Pada kasus itu, KPK kalah dalam gugatan praperadilan yang dilayangkan dua tersangka kasus tersebut. Musababnya, hakim menilai proses penetapan tersangka dilakukan di awal penyidikan atau akhir penyelidikan.
"Oleh sebab itu, KPK mulai saat ini menetapkan bahwa penyidikan dilakukan sesuai dengan kombinasi antara KUHAP dan Undang-undang KPK pasal 44 tersebut," tuturnya.
Di sisi lain, Ghufron menyatakan secara implisit dengan merujuk pasal 50 UU KPK, bahwa kepolisian maupun kejaksaan tidak lagi berwenang untuk menangani suatu perkara korupsi apabila perkara itu sudah dilakukan penyidikan lebih dulu oleh KPK.
Sebaliknya, apabila penyidikan suatu perkara korupsi sudah didahului oleh kepolisian dan kejaksaan sedangkan KPK belum, maka kedua penegak hukum itu wajib memberitahukan KPK paling lambat 14 hari setelah dimulainya penyidikan.

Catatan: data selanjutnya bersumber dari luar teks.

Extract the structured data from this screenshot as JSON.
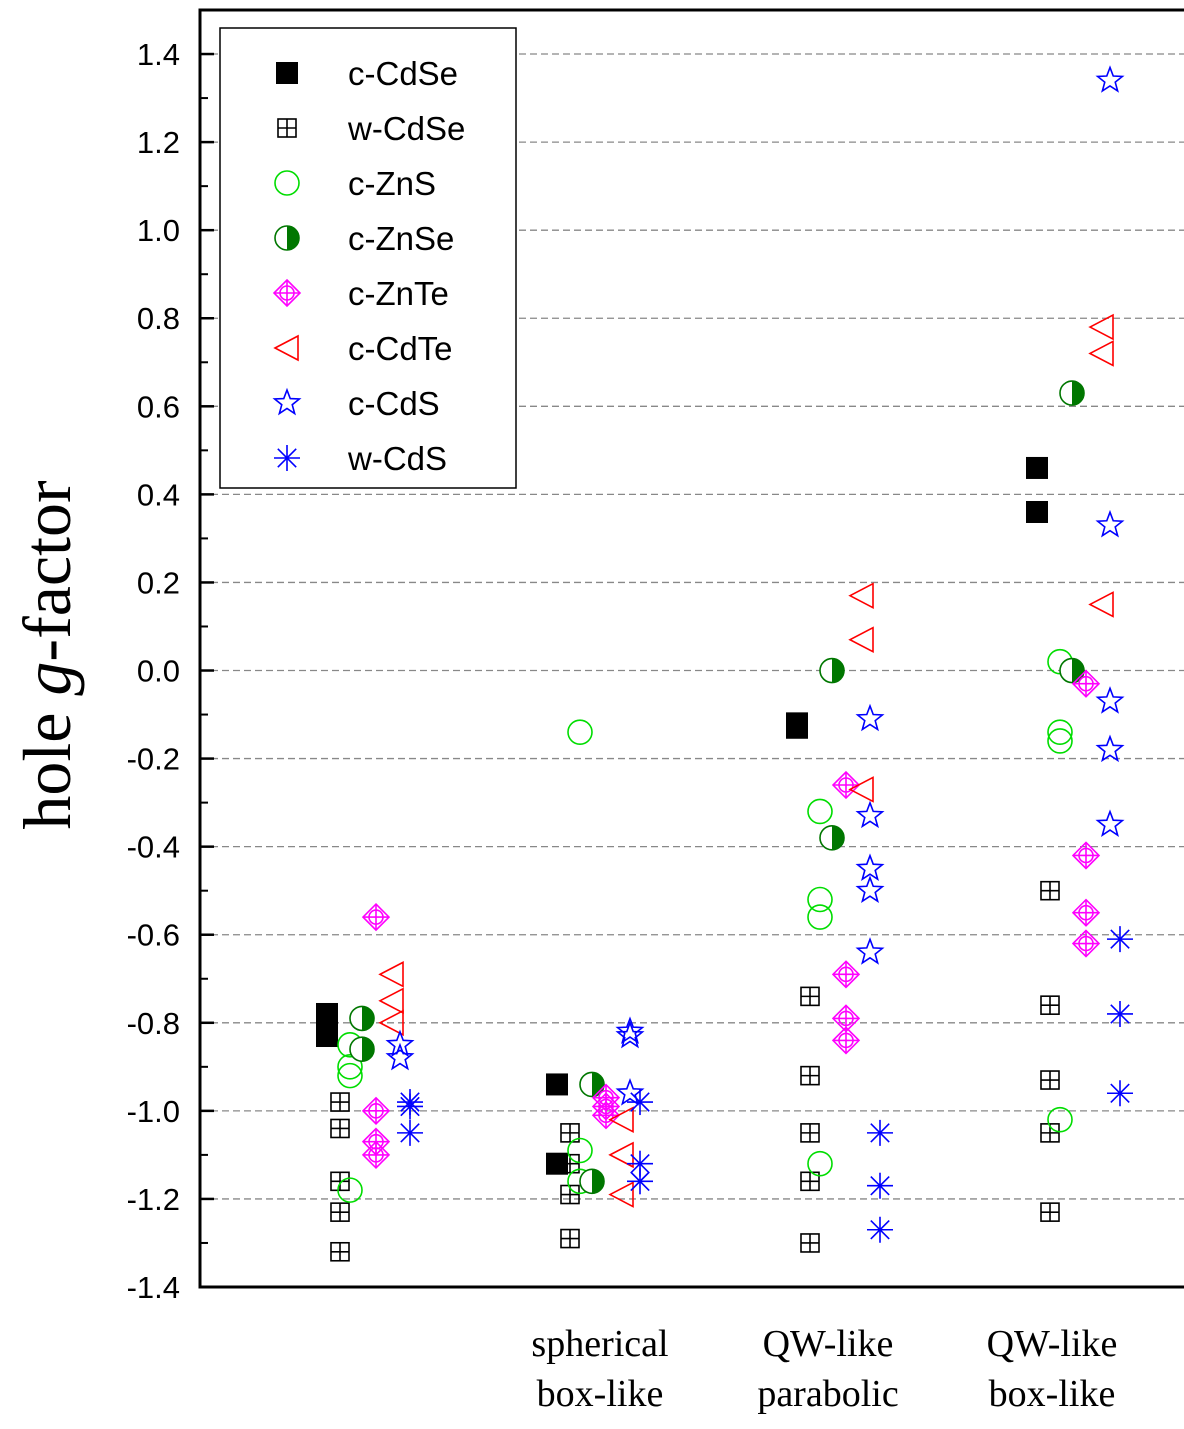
{
  "chart_data": {
    "type": "scatter",
    "title": "",
    "ylabel": "hole g-factor",
    "ylabel_prefix": "hole ",
    "ylabel_italic": "g",
    "ylabel_suffix": "-factor",
    "ylim": [
      -1.4,
      1.5
    ],
    "yticks": [
      -1.4,
      -1.2,
      -1.0,
      -0.8,
      -0.6,
      -0.4,
      -0.2,
      0.0,
      0.2,
      0.4,
      0.6,
      0.8,
      1.0,
      1.2,
      1.4
    ],
    "ytick_labels": [
      "-1.4",
      "-1.2",
      "-1.0",
      "-0.8",
      "-0.6",
      "-0.4",
      "-0.2",
      "0.0",
      "0.2",
      "0.4",
      "0.6",
      "0.8",
      "1.0",
      "1.2",
      "1.4"
    ],
    "grid": "horizontal dashed",
    "legend_position": "top-left",
    "categories": [
      {
        "lines": []
      },
      {
        "lines": [
          "spherical",
          "box-like"
        ]
      },
      {
        "lines": [
          "QW-like",
          "parabolic"
        ]
      },
      {
        "lines": [
          "QW-like",
          "box-like"
        ]
      }
    ],
    "series": [
      {
        "name": "c-CdSe",
        "marker": "filled-square",
        "color": "#000000",
        "points": [
          [
            0,
            -0.78
          ],
          [
            0,
            -0.81
          ],
          [
            0,
            -0.83
          ],
          [
            1,
            -0.94
          ],
          [
            1,
            -1.12
          ],
          [
            2,
            -0.12
          ],
          [
            2,
            -0.13
          ],
          [
            3,
            0.46
          ],
          [
            3,
            0.36
          ]
        ]
      },
      {
        "name": "w-CdSe",
        "marker": "crossed-square",
        "color": "#000000",
        "points": [
          [
            0,
            -0.98
          ],
          [
            0,
            -1.04
          ],
          [
            0,
            -1.16
          ],
          [
            0,
            -1.23
          ],
          [
            0,
            -1.32
          ],
          [
            1,
            -1.05
          ],
          [
            1,
            -1.12
          ],
          [
            1,
            -1.19
          ],
          [
            1,
            -1.29
          ],
          [
            2,
            -0.74
          ],
          [
            2,
            -0.92
          ],
          [
            2,
            -1.05
          ],
          [
            2,
            -1.16
          ],
          [
            2,
            -1.3
          ],
          [
            3,
            -0.5
          ],
          [
            3,
            -0.76
          ],
          [
            3,
            -0.93
          ],
          [
            3,
            -1.05
          ],
          [
            3,
            -1.23
          ]
        ]
      },
      {
        "name": "c-ZnS",
        "marker": "open-circle",
        "color": "#00dd00",
        "points": [
          [
            0,
            -0.85
          ],
          [
            0,
            -0.9
          ],
          [
            0,
            -0.92
          ],
          [
            0,
            -1.18
          ],
          [
            1,
            -0.14
          ],
          [
            1,
            -1.09
          ],
          [
            1,
            -1.16
          ],
          [
            2,
            -0.32
          ],
          [
            2,
            -0.52
          ],
          [
            2,
            -0.56
          ],
          [
            2,
            -1.12
          ],
          [
            3,
            0.02
          ],
          [
            3,
            -0.14
          ],
          [
            3,
            -0.16
          ],
          [
            3,
            -1.02
          ]
        ]
      },
      {
        "name": "c-ZnSe",
        "marker": "half-circle",
        "color": "#007700",
        "points": [
          [
            0,
            -0.79
          ],
          [
            0,
            -0.86
          ],
          [
            1,
            -0.94
          ],
          [
            1,
            -1.16
          ],
          [
            2,
            0.0
          ],
          [
            2,
            -0.38
          ],
          [
            3,
            0.63
          ],
          [
            3,
            0.0
          ]
        ]
      },
      {
        "name": "c-ZnTe",
        "marker": "crossed-diamond",
        "color": "#ff00ff",
        "points": [
          [
            0,
            -0.56
          ],
          [
            0,
            -1.0
          ],
          [
            0,
            -1.07
          ],
          [
            0,
            -1.1
          ],
          [
            1,
            -0.97
          ],
          [
            1,
            -0.99
          ],
          [
            1,
            -1.01
          ],
          [
            2,
            -0.26
          ],
          [
            2,
            -0.69
          ],
          [
            2,
            -0.79
          ],
          [
            2,
            -0.84
          ],
          [
            3,
            -0.03
          ],
          [
            3,
            -0.42
          ],
          [
            3,
            -0.55
          ],
          [
            3,
            -0.62
          ]
        ]
      },
      {
        "name": "c-CdTe",
        "marker": "left-triangle",
        "color": "#ff0000",
        "points": [
          [
            0,
            -0.69
          ],
          [
            0,
            -0.75
          ],
          [
            0,
            -0.8
          ],
          [
            1,
            -1.02
          ],
          [
            1,
            -1.1
          ],
          [
            1,
            -1.19
          ],
          [
            2,
            0.17
          ],
          [
            2,
            0.07
          ],
          [
            2,
            -0.27
          ],
          [
            3,
            0.78
          ],
          [
            3,
            0.72
          ],
          [
            3,
            0.15
          ]
        ]
      },
      {
        "name": "c-CdS",
        "marker": "open-star",
        "color": "#0000ff",
        "points": [
          [
            0,
            -0.85
          ],
          [
            0,
            -0.88
          ],
          [
            1,
            -0.82
          ],
          [
            1,
            -0.83
          ],
          [
            1,
            -0.96
          ],
          [
            2,
            -0.11
          ],
          [
            2,
            -0.33
          ],
          [
            2,
            -0.45
          ],
          [
            2,
            -0.5
          ],
          [
            2,
            -0.64
          ],
          [
            3,
            1.34
          ],
          [
            3,
            0.33
          ],
          [
            3,
            -0.07
          ],
          [
            3,
            -0.18
          ],
          [
            3,
            -0.35
          ]
        ]
      },
      {
        "name": "w-CdS",
        "marker": "asterisk",
        "color": "#0000ff",
        "points": [
          [
            0,
            -0.98
          ],
          [
            0,
            -0.99
          ],
          [
            0,
            -1.05
          ],
          [
            1,
            -0.98
          ],
          [
            1,
            -1.12
          ],
          [
            1,
            -1.16
          ],
          [
            2,
            -1.05
          ],
          [
            2,
            -1.17
          ],
          [
            2,
            -1.27
          ],
          [
            3,
            -0.61
          ],
          [
            3,
            -0.78
          ],
          [
            3,
            -0.96
          ]
        ]
      }
    ]
  }
}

"Dalam hal KPK sudah melakukan penyidikan, kepolisian dan kejaksaan tidak berwenang lagi melakukan penyidikan," ujar Ghufron.
Beda Nilai Kerugian
Di sisi lain, pihak KPK mengumumkan indikasi kerugian keuangan negara berbeda dengan pihak Kejagung. Ghufron memerinci bahwa pihaknya sudah menelaah tiga dari total enam laporan menyangkut korporasi. Hal itu berbeda dengan pihak Kejagung yang menyebut adanya empat pihak korporasi yang terindikasi fraud.

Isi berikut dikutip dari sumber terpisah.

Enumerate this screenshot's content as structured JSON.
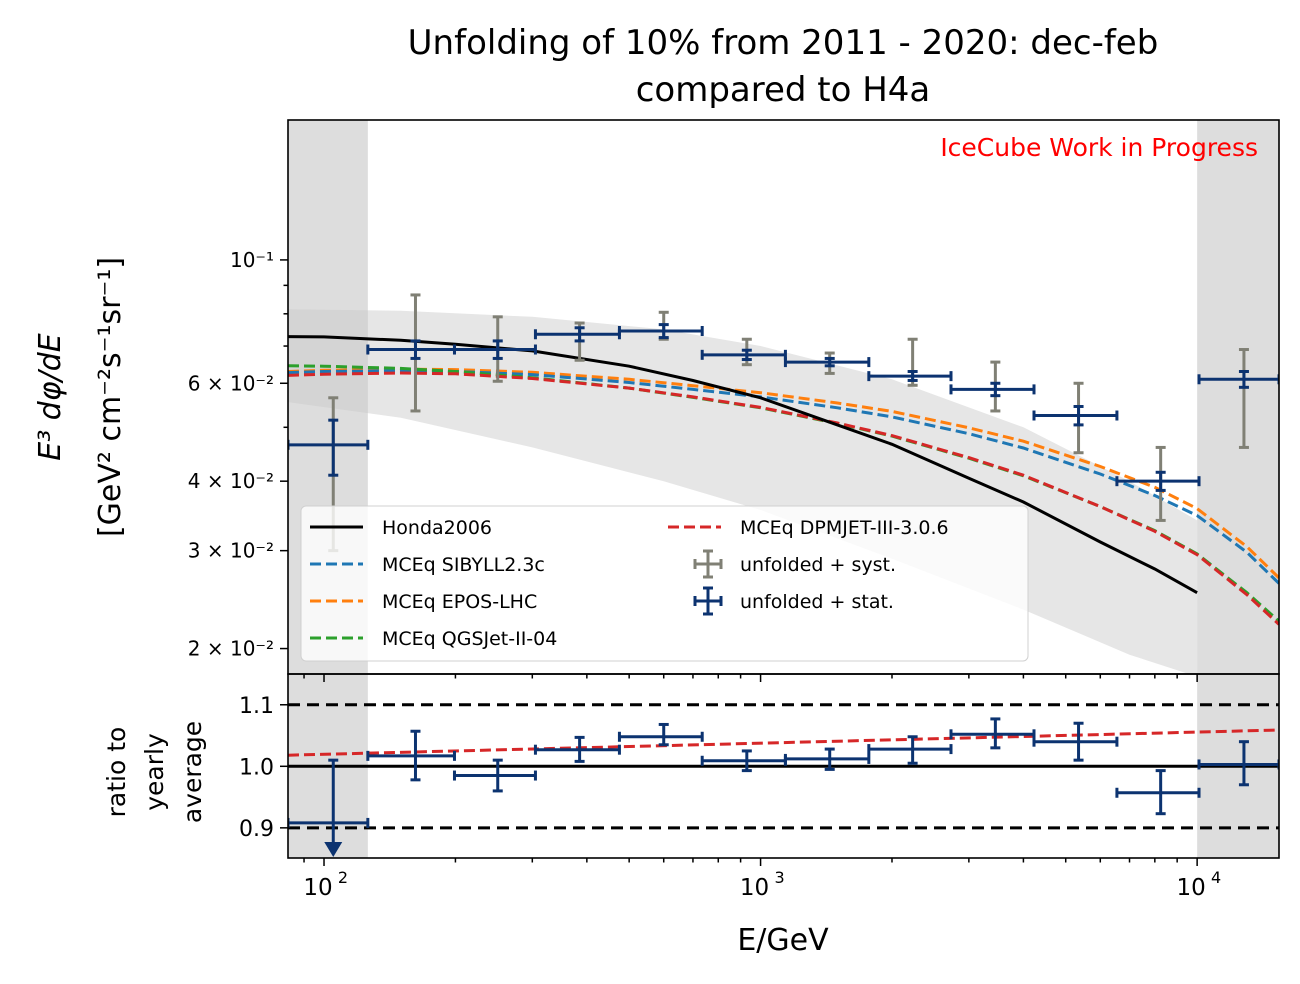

Ghufron menyebut total indikasi kerugian keuangan negara pada kasus LPEI yang ditangani pihaknya yakni mencapai Rp3,4 triliun.
"Yang sudah terhitung dalam tiga korporasi sebesar Rp3,45 triliun," katanya.
Adapun, sebelumnya Menkeu Sri Mulyani Indrawati melaporkan empat debitur bermasalah yang terindikasi fraud senilai Rp2,5 triliun dalam kasus dugaan korupsi di Lembaga Pembiayaan Ekspor Indonesia (LPEI).
Jaksa Agung ST Burhanuddin menyampaikan laporan ini berdasarkan dari laporan tim terpadu yang terdiri dari Jamdatun, BPKP hingga Inspektorat Keuangan di Kemenkeu. Secara terperinci, perusahaan berinisial RII diduga telah melakukan korupsi dengan nilai Rp1,8 triliun, SMR sebesar Rp216 miliar, SMU sebesar Rp144 miliar, dan PRS sebesar Rp305 miliar.
"Jumlah keseluruhannya adalah sekitar Rp2,5 Triliun," kata ST Burhanuddin di Kejaksaan Agung, Senin (17/3/2024).